Previously called the Orange Prize for Fiction, and latterly the Baileys Women's Prize for Fiction, the Women’s Prize for Fiction is one of the United Kingdom's most prestigious literary awards, worth £30,000.
O’Farrell’s Hamnet, set in 16th century England, tells the story of the death of William Shakespeare’s 11-year-old son, and examines the relationship between the playwright and his wife.
It is set against the background of a country ravaged by plague.
Speaking about winning the prize, Maggie O’Farrell told The Guardian, “I keep thinking it must be some kind of elaborate prank. There wasn’t really any particle of me that thought it would happen.
“Being on the shortlist was kind of enough and it never occurred to me they would choose my book.
“You’ve got these huge literary goddesses Mantel and Evaristo on the shortlist, they’re all such fantastic works telling such diverse stories, from different times and divergent places and perspective.”
In the Booker Prize, no Irish author has made it on to the shortlist this year.
Dublin writer Colum McCann failed to make the jump from the long list with his book Apeirogon.
His seventh novel, the story is based on the true-life friendship of two men whose daughters were killed in the Middle East.
The long list of thirteen books — sometimes known as “the Booker’s dozen” — was chosen from 162 novels.

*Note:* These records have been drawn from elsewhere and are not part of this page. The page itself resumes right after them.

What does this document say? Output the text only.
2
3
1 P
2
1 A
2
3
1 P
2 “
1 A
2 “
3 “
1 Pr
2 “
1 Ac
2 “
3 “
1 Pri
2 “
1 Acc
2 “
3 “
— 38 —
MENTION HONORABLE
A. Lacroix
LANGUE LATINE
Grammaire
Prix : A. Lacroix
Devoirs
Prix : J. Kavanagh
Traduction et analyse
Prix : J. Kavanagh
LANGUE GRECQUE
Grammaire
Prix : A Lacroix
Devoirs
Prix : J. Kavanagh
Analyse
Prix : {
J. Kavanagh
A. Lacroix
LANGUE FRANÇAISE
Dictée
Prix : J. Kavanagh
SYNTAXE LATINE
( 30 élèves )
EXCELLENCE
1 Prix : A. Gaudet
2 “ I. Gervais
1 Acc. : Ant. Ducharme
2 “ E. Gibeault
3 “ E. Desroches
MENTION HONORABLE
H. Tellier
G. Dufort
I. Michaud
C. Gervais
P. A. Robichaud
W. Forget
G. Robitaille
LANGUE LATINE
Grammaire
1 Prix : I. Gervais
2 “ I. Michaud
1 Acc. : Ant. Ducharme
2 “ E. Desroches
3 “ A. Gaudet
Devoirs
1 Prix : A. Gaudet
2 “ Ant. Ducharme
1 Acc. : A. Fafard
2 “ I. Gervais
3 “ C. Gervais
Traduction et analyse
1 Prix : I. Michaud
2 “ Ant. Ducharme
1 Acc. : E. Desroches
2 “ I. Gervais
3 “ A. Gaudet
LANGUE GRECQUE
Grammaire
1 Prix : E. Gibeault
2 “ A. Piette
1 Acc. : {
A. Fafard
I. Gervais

The prize can be awarded to any original novel, written in the English language, and published in the UK or Ireland.
Last week it was announced that the short list, which features only six books, did not include McCann’s Apeirogon.
Also missing from the Booker short list is early favourite Hilary Mantel, a writer with Irish roots.
She will miss out on a hat-trick of Booker Prize wins after the final instalment of her Cromwell trilogy failed to be chosen by the judges.
The six writers on the 2020 short list are Diane Cook, Tsitsi Dangarembga, Avni Doshi, Maaza Mengiste, Douglas Stuart and Brandon Taylor.
There are four writers of colour among the six authors, making the shortlist the most diverse line-up in the prize’s history.
The list features four women and two men.
The winner of the Booker will be announced on November 17.